Whenever someone makes an unexpected announcement from 
the Head Table, the questions and comments fly.  Not that time. 
Instead Rowling remarks on the silence. I can never figure out 
why the first Slytherin loss in seven years is taken as a sign of 
Dumbledore's anti-Slytherin leanings, anyway.   How do we 
know that Slytherin never made a last minute save themselves?

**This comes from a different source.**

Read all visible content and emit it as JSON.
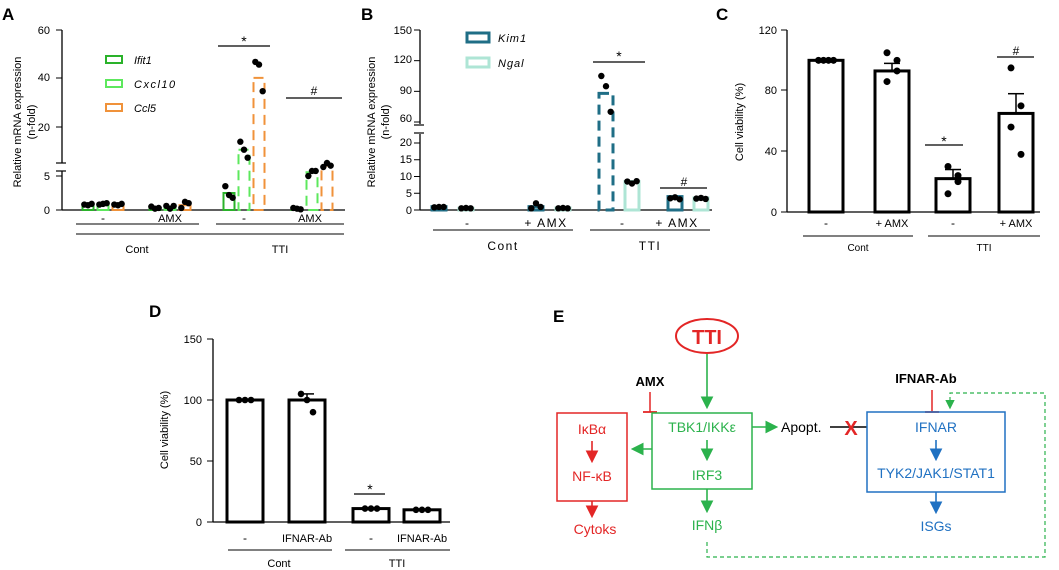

 Just because Harry and Draco didn't know what was coming 
doesn't mean that nobody else did, including the rest of the 
Slytherins. Suppose they knew that Dumbledore was going to 
award last minute points. Do you think it would have stopped 
them from hanging their banners and cheering themselves as 
loudly as they could? Draco is rather famous for not getting it...he 
probably couldn't make himself believe that Slytherin were going 
to lose anymore than Harry could make himself believe that his 
vision of Sirius was a trick.


Wendy:
> As for Arthur Weasley, he is portrayed as a lovely guy, right? <

Pippin:
No. Harry thinks he is  a lovely guy, and he is, compared to say, 
Lucius Malfoy or Vernon Dursley. Does a person have to be 
perfect to be a role model? Arthur is a pretty good guy despite his 
faults, which is all we have a right to expect from a decent 
person, IMO. Most of us can't be perfect, so what could a 
perfect role model provide us with, except a reason to despair of 
ourselves?
. 

Wendy:
> 
> And, as I pointed out in my earlier message, I'm most 
disturbed  about the use of Obliviate - it seems like that spell 
gets tossed  around frequently and we've yet to heard a single 
word about the  ethics of altering someone's memory. <<

Pippin:
cough*Lockhart*cough <g>. 

Wendy:
>>At worst, it's seen as okay for  Wizarding folk to change 
someone's memory for whatever reason, no questions asked. At 
*best* (and I use that term loosely), it's only okay to use Obliviate 
unrestrainedly on Muggles. Which again brings  us to the very 
ugly question of basic human rights.<<

Pippin:

Now you've touched on something interesting. The wizards 
isolated themselves from the Muggle world back in 1750 or so. 
The idea that individuals have rights and governments exist to 
secure them was scarcely accepted in those days. The French 
and American revolutions were yet to be fought.

 In those days, and to this day in many non-Western societies,  
human rights were vested in the *class*, rather than the 
individual. Women were considered to have different rights than 
men, peasants had different rights than nobles,  and so on. 

The wizards seem to live  in a society where humanist 
revolutions never took place. They don't think of people as 
having equal individual rights; instead it's maintaining their rights 
as wizards that concerns them.  Wizards have a right to exist free 
of interference from Muggles, Muggles have no right to know 
about wizards,  therefore it's okay to modify Muggle memories. 

Harry, who has grown up in a society where the concept of 
individual rights is accepted, assumes  that any decent 
wizard would treat an Elf as an equal...and yet we see that it isn't 
so. Even decent wizards like Sirius think that House Elves are 
inferior. 

IMO, one of the reasons Hermione's attempts to lead the House 
Elves into revolution has failed is that she takes the concept of 
individual rights for granted and doesn't see that the House 
Elves have to be educated to understand it first.